While only 68% of Americans say that they have changed their social media privacy settings to manage their online privacy, 83% of the most privacy-savvy Americans have done it.

To see that people are taking their privacy in their own hands is encouraging, but the privacy protection methods singled out in the survey are far from being enough. For one thing, changing your social media privacy settings may not do much.

As for the other privacy protection methods listed by Pew, they are all valid, but there are many other ways to boost your privacy even further. You can use a VPN, which will encrypt your data and route it through a server, so that your ISPs or public Wi-Fi provider could not see what you’re doing online. You can also use an ad blocker: it will block tracking requests, and make it more difficult for third parties to track you around the Web. Changing your default DNS resolver, the one provided by your ISP, to the one that blocks ads and trackers, may be another step. For more advanced users, a private DNS may come in handy. A private DNS is a DNS server that, in addition to the benefits of a public DNS server (such as traffic encryption and ad blocking), provides features such as flexible customization, DNS statistics, and parental control.

However, knowing which tools may help you to improve your privacy is not enough either. You should also research services you’re about to use, and make sure they are not wolves in sheep’s clothing, or, in other words, imposters, who pretend to protect your privacy but actually compromise it — just like this free VPN service, which claimed to keep no logs, but exposed over 360 million user records in a breach.

AdGuard stats: only about 36% use tracking protection

Our own data also suggests that awareness is the key when it comes to protecting your privacy. The most comprehensive anti-tracking filter in the AdGuard Ad Blocker extensions and app — the AdGuard Tracking Protection filter — is only enabled by about 36% of our global app and extension user base. This means that the majority of our users are still exposed to some of the unwanted tracking and data collection.

In the AdGuard ad blocking extensions, where this filter is available for free, but is off by default, only 27% users have toggled it on. It’s our guess that most who have not done so yet are just unaware of its existence.

Screenshot: AdGuard ad blocking extension for Firefox. Go to Filters → Privacy to find and enable AdGuard Tracking Protection filter

We also noticed some regional differences in the usage of this filter among our extension users. The filter is most popular in Japan, the EU comes a close second, while the US lags behind, well below the global average of 27%.
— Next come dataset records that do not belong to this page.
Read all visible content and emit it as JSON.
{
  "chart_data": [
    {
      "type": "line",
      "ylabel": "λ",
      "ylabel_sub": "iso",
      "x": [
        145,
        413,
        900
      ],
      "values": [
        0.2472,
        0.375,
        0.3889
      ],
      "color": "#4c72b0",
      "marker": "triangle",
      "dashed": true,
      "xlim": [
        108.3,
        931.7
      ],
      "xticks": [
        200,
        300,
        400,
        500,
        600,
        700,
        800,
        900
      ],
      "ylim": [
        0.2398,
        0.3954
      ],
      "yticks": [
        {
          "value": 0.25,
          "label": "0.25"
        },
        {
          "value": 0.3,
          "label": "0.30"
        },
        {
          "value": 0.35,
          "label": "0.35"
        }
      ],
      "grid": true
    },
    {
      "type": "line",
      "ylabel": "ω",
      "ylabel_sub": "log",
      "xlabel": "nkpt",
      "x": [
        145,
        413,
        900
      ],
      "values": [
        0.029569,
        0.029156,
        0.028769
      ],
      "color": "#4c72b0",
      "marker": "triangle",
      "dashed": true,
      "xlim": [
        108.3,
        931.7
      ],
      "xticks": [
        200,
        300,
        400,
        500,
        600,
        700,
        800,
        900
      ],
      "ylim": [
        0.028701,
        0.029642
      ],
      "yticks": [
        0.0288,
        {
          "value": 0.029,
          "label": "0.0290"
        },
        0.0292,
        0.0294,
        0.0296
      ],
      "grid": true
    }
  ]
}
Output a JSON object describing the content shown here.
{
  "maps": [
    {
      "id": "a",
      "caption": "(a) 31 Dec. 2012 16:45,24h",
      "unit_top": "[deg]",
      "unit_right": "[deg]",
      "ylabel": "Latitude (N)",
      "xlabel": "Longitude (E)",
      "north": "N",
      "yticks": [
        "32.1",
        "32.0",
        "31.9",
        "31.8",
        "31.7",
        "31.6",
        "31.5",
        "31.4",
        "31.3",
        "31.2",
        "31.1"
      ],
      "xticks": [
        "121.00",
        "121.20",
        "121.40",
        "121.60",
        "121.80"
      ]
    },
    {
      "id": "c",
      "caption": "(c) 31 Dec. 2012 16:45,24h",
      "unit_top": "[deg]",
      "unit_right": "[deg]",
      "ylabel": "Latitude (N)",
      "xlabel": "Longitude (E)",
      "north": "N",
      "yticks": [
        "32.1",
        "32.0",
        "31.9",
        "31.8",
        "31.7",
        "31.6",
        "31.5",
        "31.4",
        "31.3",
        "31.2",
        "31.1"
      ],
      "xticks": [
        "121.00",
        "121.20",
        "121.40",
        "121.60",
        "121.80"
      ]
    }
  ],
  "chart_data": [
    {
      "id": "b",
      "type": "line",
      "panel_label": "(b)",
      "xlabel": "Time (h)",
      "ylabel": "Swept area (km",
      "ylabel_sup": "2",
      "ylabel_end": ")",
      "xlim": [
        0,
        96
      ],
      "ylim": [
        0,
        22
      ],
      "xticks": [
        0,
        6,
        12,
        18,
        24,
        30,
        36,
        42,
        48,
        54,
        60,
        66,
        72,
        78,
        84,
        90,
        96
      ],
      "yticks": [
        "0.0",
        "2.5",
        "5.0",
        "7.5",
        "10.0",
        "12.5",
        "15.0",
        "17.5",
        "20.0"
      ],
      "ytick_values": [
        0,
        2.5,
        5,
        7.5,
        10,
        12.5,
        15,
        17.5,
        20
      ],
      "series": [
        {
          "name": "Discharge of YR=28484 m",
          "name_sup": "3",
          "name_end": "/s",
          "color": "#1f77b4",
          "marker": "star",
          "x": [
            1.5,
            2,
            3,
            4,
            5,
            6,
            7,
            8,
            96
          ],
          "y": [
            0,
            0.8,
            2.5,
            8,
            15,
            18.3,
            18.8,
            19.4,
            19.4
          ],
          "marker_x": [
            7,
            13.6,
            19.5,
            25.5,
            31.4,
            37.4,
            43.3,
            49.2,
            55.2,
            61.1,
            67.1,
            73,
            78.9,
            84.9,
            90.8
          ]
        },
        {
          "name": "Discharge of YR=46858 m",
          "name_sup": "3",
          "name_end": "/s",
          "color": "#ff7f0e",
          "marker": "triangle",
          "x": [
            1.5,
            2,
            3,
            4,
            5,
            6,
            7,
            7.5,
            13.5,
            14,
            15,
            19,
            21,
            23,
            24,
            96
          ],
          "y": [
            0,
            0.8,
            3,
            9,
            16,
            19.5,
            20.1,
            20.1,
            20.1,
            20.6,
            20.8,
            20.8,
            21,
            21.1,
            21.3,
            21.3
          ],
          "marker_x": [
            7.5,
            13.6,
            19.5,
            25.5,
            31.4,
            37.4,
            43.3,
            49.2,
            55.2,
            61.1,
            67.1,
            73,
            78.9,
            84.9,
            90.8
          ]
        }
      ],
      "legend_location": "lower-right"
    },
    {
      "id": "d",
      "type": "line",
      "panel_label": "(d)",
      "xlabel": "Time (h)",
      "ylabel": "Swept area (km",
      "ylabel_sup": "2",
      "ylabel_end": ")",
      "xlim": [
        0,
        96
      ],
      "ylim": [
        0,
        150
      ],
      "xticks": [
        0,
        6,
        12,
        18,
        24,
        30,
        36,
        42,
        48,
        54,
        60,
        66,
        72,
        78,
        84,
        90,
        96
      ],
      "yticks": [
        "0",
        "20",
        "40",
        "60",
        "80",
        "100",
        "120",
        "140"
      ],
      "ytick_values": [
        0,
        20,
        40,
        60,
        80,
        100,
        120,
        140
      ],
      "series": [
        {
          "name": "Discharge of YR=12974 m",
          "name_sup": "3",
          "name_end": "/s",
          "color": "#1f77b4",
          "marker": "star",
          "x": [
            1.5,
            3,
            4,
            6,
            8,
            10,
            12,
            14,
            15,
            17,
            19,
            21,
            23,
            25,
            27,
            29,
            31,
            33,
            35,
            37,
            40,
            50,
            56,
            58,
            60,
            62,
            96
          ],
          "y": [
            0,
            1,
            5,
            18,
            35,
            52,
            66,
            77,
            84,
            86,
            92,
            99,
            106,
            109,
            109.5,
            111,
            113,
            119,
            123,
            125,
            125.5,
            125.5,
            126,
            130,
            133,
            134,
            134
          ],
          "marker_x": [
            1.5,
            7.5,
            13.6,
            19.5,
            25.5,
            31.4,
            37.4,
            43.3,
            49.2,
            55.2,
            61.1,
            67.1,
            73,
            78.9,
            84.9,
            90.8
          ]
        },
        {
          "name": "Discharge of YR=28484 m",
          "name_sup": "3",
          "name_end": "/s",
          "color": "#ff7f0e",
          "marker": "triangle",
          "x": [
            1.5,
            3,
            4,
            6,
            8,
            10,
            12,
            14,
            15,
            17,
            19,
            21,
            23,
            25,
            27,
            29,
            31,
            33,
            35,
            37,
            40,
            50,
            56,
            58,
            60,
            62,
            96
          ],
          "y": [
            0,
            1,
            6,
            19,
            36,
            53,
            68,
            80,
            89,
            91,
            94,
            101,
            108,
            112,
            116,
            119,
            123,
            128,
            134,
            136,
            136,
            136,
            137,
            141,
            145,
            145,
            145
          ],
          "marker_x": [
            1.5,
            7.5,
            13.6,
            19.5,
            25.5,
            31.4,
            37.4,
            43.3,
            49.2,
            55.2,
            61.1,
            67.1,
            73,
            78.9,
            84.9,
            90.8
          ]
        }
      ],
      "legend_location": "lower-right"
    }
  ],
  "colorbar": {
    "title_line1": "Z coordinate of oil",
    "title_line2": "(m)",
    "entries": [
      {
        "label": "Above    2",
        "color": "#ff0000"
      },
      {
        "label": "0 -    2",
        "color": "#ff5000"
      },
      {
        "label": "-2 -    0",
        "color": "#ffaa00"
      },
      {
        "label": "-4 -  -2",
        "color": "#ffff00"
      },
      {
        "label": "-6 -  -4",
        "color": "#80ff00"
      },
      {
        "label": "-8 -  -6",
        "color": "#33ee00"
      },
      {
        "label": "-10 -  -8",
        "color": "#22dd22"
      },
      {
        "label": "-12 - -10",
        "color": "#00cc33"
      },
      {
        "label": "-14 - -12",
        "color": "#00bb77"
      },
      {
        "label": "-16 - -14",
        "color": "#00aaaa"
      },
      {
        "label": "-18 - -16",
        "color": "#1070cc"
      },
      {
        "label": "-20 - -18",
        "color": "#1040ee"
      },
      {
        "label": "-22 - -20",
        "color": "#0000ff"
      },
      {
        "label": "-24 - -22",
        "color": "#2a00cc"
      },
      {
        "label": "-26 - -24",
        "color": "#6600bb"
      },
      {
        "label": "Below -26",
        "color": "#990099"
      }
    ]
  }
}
Studies, including the latest one by the Pew Research center, consistently show that people are getting more concerned about their online privacy. But they often don’t know how to act on their concerns. That’s why raising awareness about privacy protection tools, such as privacy-first search engines, privacy-focused browsers, ad blockers, VPNs, and such is important.

However, knowledge is not infallible. As people learn more about privacy tools and start to use them, they may encounter impostors, such as fake ad blockers or VPNs. They may also come across dark patterns that companies use to trick or even scare users into giving up their information. The bottom line is, however, the more you know, including about potential traps you may fall into, the worse you sleep, the better you are protected.